The post-house of Kudum stands in a small clearing, with ponds round it, the abode of frogs. We found it tolerably comfortable; the swallows which had been nesting in the rafters when we had passed in the spring, and which had disturbed us in the very early hours of the morning with twitterings and flutterings, had fled now, taking their fledged little ones with them; but one of the rooms which was offered to us seemed to belong to someone more important than swallows. His bed was all prepared in it, and on a table were strewn his writing materials, reed pens and inkpots and sheets of paper. We inquired whose was the room of which we had thus summarily entered into possession. ‘Oh,’ said the people of the post-house indifferently, ‘it is only the room of the NaÏb.’ Now, NaÏb means deputy, it is also the title of the Shah’s third son, the Commander-in-Chief—who this particular NaÏb was we failed to ascertain, but we had visions of a trampling ragged army surrounding our beds late at night, while the NaÏb-es-Sultan, with the portrait of the Shah blazing in diamonds upon his breast, commanded us in indignant tones to quit the rooms which had been prepared for him, or of waking to find some humbler deputy seated at the table and writing busily with his reed pens complaints of our insolence to his Government.
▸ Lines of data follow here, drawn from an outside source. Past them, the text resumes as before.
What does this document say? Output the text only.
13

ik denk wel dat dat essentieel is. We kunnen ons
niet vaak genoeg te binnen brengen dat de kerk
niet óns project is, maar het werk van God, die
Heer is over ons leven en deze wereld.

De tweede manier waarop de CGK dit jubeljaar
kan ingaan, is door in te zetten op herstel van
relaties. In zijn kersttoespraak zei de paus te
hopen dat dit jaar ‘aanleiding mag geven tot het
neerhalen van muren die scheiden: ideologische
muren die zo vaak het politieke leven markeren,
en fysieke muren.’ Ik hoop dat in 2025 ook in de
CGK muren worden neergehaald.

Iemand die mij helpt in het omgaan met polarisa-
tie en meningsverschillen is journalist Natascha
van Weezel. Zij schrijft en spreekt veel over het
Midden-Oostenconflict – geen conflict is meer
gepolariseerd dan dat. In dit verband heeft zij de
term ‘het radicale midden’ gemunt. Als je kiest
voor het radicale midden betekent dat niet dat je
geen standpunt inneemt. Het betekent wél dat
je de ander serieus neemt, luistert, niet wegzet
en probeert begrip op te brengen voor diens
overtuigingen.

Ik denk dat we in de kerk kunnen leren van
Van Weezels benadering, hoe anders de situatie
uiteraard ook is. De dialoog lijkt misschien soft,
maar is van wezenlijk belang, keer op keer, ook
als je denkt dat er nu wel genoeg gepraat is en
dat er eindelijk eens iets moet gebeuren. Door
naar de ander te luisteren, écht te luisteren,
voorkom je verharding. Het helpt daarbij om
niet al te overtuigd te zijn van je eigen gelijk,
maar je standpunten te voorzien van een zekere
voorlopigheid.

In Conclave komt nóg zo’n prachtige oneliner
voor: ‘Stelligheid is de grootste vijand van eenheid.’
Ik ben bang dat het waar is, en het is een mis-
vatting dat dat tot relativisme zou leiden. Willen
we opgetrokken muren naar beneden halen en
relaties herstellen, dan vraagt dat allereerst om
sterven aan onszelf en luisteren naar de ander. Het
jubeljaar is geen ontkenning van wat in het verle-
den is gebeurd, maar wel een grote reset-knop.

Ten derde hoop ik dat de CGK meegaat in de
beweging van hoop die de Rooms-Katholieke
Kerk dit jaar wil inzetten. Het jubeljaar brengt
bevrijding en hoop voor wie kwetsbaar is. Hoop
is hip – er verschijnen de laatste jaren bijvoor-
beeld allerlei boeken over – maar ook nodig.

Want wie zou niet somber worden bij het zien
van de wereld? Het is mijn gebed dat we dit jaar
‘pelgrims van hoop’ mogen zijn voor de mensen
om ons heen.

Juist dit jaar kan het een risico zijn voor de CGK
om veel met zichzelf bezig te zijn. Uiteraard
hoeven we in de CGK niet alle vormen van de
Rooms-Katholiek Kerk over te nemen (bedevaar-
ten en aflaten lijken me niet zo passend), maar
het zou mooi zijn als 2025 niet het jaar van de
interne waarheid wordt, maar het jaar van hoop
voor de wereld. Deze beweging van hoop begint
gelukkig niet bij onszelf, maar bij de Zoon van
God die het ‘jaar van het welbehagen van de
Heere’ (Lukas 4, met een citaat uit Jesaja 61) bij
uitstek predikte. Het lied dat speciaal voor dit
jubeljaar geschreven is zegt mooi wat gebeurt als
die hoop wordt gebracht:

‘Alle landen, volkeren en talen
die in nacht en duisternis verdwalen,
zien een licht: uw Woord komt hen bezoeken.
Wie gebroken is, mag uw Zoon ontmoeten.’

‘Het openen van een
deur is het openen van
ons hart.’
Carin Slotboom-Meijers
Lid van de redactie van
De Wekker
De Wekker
We were undisturbed, however, except by frogs, who croaked unsoothing lullabies in our ears, and by the bells of a caravan of camels which passed at dead of night—an endless train, with silent, ghostly steps, looming out like shadows through the mists, and passing like shadows into the mists again.

Next morning we woke to feel with relief that our ride was over; for the last time we saw our luggage strapped on to the backs of pack-horses, and mounting ourselves into a battered shay, we jolted down the road to the red roofs and the civilization of Resht.